Since the format of the data seems to be CATEGORY_1:KEY_1,VALUE_1,CATEGORY_2:KEY_2,VALUE_2... we break the data into fields at each comma with the split method.

由于数据的格式似乎是CATEGORY_1:KEY_1,VALUE_1,CATEGORY_2:KEY_2,VALUE_2 ......我们使用split方法将数据分成每个逗号的字段。

Then we loop through each field, looking for a : character, which tells us that we're reading a CATEGORY:KEY field.

然后我们遍历每个字段,寻找一个:字符,它告诉我们我们正在读一个CATEGORY:KEY字段。

Once we have the CATEGORY:KEY field, we know the next field will be the associated value. So we add that to a Python dictionary, which maps keys to values. I chose the OrderedDict dictionary in case the order of the fields is important.

一旦我们有了CATEGORY:KEY字段,我们就知道下一个字段将是相关的值。所以我们将它添加到Python字典中,该字典将键映射到值。我选择了OrderedDict字典,以防字段的顺序很重要。

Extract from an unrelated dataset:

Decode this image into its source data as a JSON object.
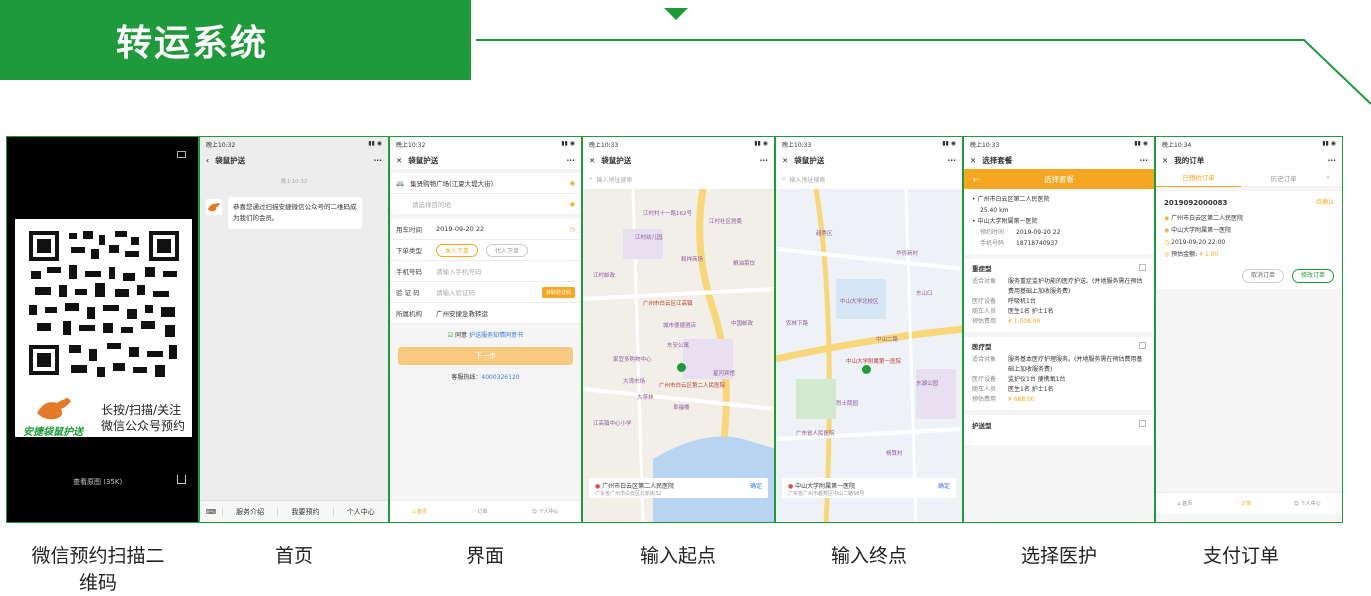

At the end we read through the dictionary we constructed, looking for the "Detector Gain" fields. Then we print them to an outfile - you can see how we open it for writing with a context manager.

最后,我们读完了我们构建的字典,寻找“Detector Gain”字段。然后我们将它们打印到outfile - 您可以看到我们如何打开它以便使用上下文管理器进行编写。

If you're on Python 2 also do from __future__ import print_function.

如果您使用的是Python 2,也可以使用__future__ import print_function。